A few days later, my GM texted me before my scheduled shift that night, to let me know that higher-ups had ordered her to remove me from the schedule for the duration of an investigation they had just opened about me. She said that they had detected a discounted item, bought by an employee -specifically me- and refunded at a greater amount, and were investigating theft. Mind you, the difference was like, 2 bucks. I only knew that it was the nyquil from a few nights before because of the fact that it's one of only two personal refunds I've done in my entire time working there.
I tried for about two weeks straight to get ahold of someone involved in the investigation, so I could try and explain the situation, or at the very least get some sort of update, or give a statement as the associate involved. Complete radio silence.

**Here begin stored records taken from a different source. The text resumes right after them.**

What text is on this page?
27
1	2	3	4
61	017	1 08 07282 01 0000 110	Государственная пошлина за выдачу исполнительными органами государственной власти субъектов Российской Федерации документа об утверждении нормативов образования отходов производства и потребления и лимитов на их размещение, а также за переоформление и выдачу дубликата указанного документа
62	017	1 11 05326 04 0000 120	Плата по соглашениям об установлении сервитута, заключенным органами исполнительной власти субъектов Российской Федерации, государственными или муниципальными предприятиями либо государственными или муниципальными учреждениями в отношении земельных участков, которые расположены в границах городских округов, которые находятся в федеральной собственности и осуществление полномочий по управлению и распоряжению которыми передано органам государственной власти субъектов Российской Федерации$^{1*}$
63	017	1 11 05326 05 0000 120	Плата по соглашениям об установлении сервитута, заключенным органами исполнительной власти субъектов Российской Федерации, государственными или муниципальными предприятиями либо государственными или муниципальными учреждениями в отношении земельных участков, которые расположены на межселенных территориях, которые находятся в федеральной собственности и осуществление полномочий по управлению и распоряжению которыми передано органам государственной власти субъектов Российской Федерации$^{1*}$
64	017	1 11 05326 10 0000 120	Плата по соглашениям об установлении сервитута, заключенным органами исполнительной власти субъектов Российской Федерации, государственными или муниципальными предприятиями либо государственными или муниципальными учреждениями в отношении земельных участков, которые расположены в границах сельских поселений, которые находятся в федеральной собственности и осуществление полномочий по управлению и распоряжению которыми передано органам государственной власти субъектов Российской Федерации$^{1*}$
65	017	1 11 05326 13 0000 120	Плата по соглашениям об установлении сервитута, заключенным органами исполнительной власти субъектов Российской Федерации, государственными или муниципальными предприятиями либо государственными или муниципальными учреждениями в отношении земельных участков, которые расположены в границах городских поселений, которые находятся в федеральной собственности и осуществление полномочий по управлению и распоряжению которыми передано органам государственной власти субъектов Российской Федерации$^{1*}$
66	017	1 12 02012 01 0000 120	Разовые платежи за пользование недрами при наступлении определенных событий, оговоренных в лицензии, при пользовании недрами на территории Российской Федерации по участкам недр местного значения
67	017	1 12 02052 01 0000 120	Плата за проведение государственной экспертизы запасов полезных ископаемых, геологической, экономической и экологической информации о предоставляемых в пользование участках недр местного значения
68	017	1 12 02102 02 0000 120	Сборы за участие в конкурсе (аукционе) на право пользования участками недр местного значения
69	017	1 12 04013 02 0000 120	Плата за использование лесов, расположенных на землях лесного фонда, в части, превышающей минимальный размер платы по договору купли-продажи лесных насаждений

Finally, in the end I received an automated email from corporate that said “Business Process: Terminate: [my name]”
No other human correspondence, just, “poof, you're terminated.”
I was able to finally find an email address for HR, and I messaged asking what on earth happened, explaining my side of things, how no one ever once reached out to me whatsoever. A couple days later they replied, and this HR person literally told me it's not.. up to HR?? They said that for loss prevention issues, the choice is solely left up to the area marketing manager at their sole discretion, and that there's nothing HR can do to help. Forgive me if I'm wrong, but this feels reeeeally sus.
In my area, there's a law which states that, even though employees are at-will, employers are required to give them this specific legal document stating WHY the employee was terminated. I'm really worried about having employment issues going forward with “theft” as a reason for termination on my record. Especially because none of this was deliberate theft, and arguably was out of my control.